Cette interrogation permettra de déboucher sur un examen théorique quant à la portée philosophique de ces pratiques, tant dans leur exercice ancien que dans leur exercice moderne, et d’examiner les liens que peuvent entretenir ces pratiques insérées dans la vie sociale contemporaine et se développant en quelque sorte à partir d’elles-mêmes avec la philosophie classique et moderne. Il s’agit donc d’un dialogue entre les « philosophes pratiquants » du « dialogue socratique » (Boele, van Rossem, etc.) et les spécialistes de la discipline philosophique qui s’intéressent au rôle critique de la philosophie dans le mode actuel. À quelles questions philosophiques ces pratiques répondent-elles ? Quelles sont les idées et les méthodes qui guident ces professionnels ? Sont-elles compatibles avec les exigences propres de la discipline philosophique sous sa forme académique ?

Le regain d’intérêt contemporain pour la philosophie pratique permet de considérer que le temps est venu de tenter de tirer au clair comment les philosophes et les professionnels modernes ont retrouvé le chemin de l’agora et d’entamer une réflexion sur les enjeux philosophiques, éthiques et politiques de la parole philosophique et des pratiques dans lesquelles cette parole prend forme et s’exerce.

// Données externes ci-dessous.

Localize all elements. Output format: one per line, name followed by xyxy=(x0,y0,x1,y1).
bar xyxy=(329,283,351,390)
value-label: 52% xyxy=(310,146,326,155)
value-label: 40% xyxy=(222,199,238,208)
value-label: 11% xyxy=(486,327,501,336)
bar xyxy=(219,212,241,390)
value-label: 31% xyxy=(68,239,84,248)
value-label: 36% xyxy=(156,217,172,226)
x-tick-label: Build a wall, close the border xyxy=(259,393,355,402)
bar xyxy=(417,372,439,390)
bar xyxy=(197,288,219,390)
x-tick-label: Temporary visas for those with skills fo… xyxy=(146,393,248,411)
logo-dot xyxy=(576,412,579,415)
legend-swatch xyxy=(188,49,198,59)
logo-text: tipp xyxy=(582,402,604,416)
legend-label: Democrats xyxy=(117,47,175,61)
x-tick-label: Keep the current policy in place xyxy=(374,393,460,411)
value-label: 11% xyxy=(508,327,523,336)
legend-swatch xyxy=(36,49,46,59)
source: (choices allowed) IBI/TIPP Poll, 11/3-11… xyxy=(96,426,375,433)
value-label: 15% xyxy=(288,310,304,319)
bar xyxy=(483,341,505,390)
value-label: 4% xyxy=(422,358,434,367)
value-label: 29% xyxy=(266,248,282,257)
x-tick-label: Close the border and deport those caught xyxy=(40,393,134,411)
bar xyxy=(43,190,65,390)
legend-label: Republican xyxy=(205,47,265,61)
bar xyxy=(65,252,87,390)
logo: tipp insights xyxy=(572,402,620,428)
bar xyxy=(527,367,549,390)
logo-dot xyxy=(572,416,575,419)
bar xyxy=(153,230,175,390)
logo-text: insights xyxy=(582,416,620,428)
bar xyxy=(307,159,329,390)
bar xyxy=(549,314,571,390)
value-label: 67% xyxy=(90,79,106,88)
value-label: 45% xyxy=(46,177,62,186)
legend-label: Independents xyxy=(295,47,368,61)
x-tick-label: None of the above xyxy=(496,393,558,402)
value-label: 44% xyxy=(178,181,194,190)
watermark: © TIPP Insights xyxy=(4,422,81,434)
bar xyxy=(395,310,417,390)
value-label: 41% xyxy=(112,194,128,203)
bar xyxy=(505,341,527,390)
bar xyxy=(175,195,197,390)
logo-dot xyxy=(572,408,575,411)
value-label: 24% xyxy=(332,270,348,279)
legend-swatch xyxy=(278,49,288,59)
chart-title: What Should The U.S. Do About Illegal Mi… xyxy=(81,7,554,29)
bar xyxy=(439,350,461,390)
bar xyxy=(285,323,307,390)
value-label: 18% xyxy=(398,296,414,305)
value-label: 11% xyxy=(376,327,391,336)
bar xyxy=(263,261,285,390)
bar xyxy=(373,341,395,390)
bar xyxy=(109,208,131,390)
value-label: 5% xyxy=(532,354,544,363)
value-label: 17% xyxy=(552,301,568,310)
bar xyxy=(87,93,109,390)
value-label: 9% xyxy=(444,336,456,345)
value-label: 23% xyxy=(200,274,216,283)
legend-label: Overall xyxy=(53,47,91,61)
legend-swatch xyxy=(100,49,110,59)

Source et site web du colloque : http://www.socratealagora.com/


Ma lecture de

Socrate à l’agora : que peut la parole philosophique ?, Collectif sous la direction de Mieke de Moor, Éditions Vrin, 2017

Serge-André Guay, auteur et président éditeur
Fondation littéraire Fleur de Lys

J’ai trouvé mon bonheur dès l’Avant-propos de ce livre :

Laura Candiotto, en insistant sur le rôle joué par les émotions dans le dialogue socratique ancien et sur l’horizon éthique de celui-ci, vise à justifier théoriquement un «dialogue socratique intégral», c’est-à-dire une pratique du dialogue socratique qui prend en compte des émotions pour la connaissance.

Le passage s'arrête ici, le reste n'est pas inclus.